If Mr Abbott had wanted to do something truly unexpected, he could have emulated some of the residents of the island of Tanna in Vanuatu, and announced that henceforth, we’d be worshipping Prince Philip as a god. But a constitutional monarchy giving a knighthood to a man who already has three is about as surprising as American Sniper playing to big houses in Texas.
Despite the relatively small proportion of his 62 years beside our monarch which he’s spent here, there’s something deeply Australian about Prince Philip. Some have pointed to his history of what many have called gaffes and others might call especially robust examples of free speech in action.
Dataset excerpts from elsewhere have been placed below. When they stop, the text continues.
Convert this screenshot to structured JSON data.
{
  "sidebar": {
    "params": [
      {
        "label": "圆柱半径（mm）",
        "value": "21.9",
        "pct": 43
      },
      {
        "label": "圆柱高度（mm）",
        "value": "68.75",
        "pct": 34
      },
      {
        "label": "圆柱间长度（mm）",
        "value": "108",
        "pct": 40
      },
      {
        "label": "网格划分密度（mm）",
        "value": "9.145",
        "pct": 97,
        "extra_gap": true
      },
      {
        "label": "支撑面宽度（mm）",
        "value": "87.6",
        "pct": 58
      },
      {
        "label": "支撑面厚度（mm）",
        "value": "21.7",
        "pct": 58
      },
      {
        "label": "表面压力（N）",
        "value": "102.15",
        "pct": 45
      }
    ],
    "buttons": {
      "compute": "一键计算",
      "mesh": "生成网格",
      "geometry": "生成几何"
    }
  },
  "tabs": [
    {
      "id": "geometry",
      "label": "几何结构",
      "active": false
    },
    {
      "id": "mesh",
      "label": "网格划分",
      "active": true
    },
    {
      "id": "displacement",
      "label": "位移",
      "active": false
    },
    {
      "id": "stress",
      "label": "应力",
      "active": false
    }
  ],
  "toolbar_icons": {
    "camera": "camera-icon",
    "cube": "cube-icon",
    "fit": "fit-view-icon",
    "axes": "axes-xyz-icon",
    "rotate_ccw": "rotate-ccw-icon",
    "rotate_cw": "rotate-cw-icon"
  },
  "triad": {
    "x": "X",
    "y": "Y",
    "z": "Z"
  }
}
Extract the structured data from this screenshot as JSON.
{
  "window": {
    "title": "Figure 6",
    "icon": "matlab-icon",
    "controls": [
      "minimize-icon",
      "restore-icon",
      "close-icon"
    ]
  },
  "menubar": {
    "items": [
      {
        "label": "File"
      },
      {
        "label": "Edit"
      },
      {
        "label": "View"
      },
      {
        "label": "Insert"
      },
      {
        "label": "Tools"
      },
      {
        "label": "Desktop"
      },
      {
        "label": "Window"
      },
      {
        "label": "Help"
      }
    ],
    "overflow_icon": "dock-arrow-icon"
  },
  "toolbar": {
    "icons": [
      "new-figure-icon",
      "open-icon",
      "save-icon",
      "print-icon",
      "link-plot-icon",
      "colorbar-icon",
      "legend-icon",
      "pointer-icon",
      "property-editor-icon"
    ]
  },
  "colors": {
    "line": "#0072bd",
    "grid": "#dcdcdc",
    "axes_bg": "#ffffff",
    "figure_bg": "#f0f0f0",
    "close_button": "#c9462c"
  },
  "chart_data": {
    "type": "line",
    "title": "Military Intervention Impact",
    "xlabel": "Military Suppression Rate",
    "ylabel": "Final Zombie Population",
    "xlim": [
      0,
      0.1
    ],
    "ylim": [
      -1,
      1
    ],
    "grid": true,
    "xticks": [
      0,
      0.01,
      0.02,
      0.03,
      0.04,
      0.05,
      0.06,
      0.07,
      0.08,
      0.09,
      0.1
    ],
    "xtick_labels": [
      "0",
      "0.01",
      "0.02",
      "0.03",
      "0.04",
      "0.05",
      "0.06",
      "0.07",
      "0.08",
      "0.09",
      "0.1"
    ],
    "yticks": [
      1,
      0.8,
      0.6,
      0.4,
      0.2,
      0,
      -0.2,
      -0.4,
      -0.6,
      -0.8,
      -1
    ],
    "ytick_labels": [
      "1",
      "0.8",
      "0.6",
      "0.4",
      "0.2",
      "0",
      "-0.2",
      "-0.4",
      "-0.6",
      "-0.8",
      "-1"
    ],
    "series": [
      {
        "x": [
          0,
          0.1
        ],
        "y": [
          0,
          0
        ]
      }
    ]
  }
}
But what could be more Australian than the odd moment of awkwardness when it comes to race relations? The Prince/Duke/Knight might not have entirely figured out what to say when he meets Aborigines, but our nation still hasn’t figured out how to deal with the day on which his knighthood was granted also being a day of mourning for many of Australia’s original inhabitants. And controversial gaffes are as enduring a part of Australian public life as Fred Nile.
When Tony Abbott reinstated knights and dames, he said that “this new award will go to those who have accepted public office rather than sought it”. Well, surely nobody has sought their office less than someone who was born a prince.